PLAYING WITH — AND WRITING FOR — SOME OF COUNTRY’S BIGGEST STARS
Indeed, despite McAnally’s high-profile stature in country music – playing with, and writing songs for, the likes of Jimmy Buffett and Kenny Chesney, producing artists ranging from Sawyer Brown to Ricky Skaggs, and serving as in-demand session musician – he continues to try to give up-and-coming young bands a helping hand by recording and mixing their projects at his Muscle Shoals studio in Alabama.
“I try to give access to a better recording studio than young kids can afford sometimes,” he told Local Spins while taking a break from mixing a project by one of those new Southern bands, Soul Gravy. “I try to be helpful to kids starting out because it’s harder now than it was when I started out.”
McAnally himself literally was a kid when he started out.
An Alabama native who sang regularly as a youngster at Belmont First Baptist Church in Mississippi where his mother played piano, Lyman Corbitt McAnally first learned to play piano and then took up guitar at age 11. He started working as a musician at age 13 “at the dangerous state-line honky-tonks” where patrons often got into fights and “revved up chainsaws instead of applause.”
He jokes that he learned early on as an under-age musician at these bars that he was “playing to the same crowd” on Saturday night as he was at church on Sunday, just at a different time.
McAnally went on to become a Muscle Shoals session musician and songwriter, with his self-titled 1977 debut album spawning the Top 40 single, “It’s a Crazy World.” He later teamed up as a songwriter with Jimmy Buffett and has since written songs for Alabama (“Old Flame”), Kenny Chesney (“Down the Road”), Ricky Van Shelton, Steve Wariner and many others while producing artists, performing on their albums and releasing his own recordings.
MOST GRATEFUL PERSON EVER TO WIN THE CMA MUSICIAN OF THE YEAR AWARD
“I’ve heard music in my head all my life and my parents told me from the time I hit the ground that’s what I was supposed to be doing,” says McAnally, who started working in recording studios at the tender age of 15. “That’s what I think about when I wake up and when I go to sleep, and then I get to do it for my job.
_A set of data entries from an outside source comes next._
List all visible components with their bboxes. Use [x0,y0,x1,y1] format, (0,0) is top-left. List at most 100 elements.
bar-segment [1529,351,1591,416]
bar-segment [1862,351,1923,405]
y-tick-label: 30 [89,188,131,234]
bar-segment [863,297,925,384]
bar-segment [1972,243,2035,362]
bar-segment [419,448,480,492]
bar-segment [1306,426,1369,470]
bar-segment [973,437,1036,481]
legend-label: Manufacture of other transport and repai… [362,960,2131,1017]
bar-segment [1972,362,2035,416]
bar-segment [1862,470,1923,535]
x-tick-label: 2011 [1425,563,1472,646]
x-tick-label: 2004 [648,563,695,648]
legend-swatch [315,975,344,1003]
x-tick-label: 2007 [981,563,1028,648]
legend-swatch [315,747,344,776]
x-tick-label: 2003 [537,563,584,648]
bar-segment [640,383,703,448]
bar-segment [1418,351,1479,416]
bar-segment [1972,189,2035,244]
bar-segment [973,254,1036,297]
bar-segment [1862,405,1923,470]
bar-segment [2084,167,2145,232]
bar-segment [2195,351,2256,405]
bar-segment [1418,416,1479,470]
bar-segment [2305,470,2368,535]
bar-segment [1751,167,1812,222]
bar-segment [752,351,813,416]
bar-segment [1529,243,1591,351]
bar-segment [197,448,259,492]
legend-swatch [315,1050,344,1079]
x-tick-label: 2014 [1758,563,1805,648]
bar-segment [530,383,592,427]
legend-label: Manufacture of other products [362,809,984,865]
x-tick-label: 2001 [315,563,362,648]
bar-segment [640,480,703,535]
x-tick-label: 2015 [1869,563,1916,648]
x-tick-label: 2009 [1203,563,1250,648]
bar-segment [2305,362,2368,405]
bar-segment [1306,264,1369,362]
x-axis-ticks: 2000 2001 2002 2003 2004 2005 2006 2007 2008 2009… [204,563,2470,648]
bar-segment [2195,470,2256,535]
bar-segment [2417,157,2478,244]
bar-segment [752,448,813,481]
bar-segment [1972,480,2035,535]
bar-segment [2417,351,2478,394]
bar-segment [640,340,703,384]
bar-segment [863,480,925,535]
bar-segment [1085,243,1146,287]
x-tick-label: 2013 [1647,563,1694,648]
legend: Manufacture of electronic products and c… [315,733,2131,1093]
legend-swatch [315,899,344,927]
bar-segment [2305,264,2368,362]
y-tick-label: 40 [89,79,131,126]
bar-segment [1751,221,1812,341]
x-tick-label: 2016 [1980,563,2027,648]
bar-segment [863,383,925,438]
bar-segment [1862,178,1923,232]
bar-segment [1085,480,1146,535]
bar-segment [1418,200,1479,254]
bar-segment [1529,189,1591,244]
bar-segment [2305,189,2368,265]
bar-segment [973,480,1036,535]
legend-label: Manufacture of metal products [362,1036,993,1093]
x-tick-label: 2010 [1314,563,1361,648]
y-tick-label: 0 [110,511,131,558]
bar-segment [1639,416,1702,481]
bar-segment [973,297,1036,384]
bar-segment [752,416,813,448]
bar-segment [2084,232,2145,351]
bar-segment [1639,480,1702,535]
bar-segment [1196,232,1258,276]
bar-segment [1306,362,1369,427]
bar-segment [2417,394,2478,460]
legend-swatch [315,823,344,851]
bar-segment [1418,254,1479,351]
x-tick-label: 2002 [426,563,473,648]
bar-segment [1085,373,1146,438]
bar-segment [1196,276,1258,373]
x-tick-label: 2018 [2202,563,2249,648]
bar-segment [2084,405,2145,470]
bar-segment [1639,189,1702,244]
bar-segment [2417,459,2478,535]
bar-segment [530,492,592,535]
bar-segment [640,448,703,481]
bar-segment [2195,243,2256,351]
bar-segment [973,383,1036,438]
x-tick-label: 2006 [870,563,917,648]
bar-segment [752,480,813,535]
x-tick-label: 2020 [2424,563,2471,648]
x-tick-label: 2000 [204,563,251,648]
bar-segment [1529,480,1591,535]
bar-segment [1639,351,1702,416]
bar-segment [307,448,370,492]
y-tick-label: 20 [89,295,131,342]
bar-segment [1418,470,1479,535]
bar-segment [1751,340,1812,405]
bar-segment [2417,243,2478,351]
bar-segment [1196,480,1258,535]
“It’s truly a blessing. I can genuinely say I’ve never been bored in my life. I can literally sit in the hammock and listen to music: It’s going in my head.”
He’s also humbled and thrilled to win the CMA award for musician of the year annually since 2008, a true acknowledgment of his talent by industry peers who also heaped high-profile awards this year on mega-stars Miranda Lambert and Luke Bryan.
“The people who are voting are basically the people that do the same thing that I do. My particular specialty is really as an accompanist. I’m an acoustic guitar player,” he says.
“I try to frame the melody in a positive way. That’s a pretty subtle thing as opposed to Jimi Hendrix or a ripping soloist or a Chet Atkins. It’s pretty fortunate on my part that someone would recognize something that’s so subtle as what I do. I’m very blessed. Whether I’m deserving or not, I don’t know, but I’m the most grateful person to ever get the award.”
With a hectic studio schedule, as well as touring in Buffett’s Coral Reefer Band and with other acts, McAnally concedes he’s accumulated a backlog of “a record’s worth of songs” and hopes to finally “get them out of my head and get them out of storage” this winter for an upcoming solo album. His last studio album was 2009’s “Down by the River.”
Indeed, he loves all of the hats he wears – songwriter, producer, musician, performer, mentor – and appreciates the longevity of his successful career.
“I’ve got 42 years in and I’m not remotely interested in retiring,” he says. “If you miss the opportunity to enjoy music you have really missed something. I believe music is one of the few things in the world that can turn bad into good, and I treat it like magic.”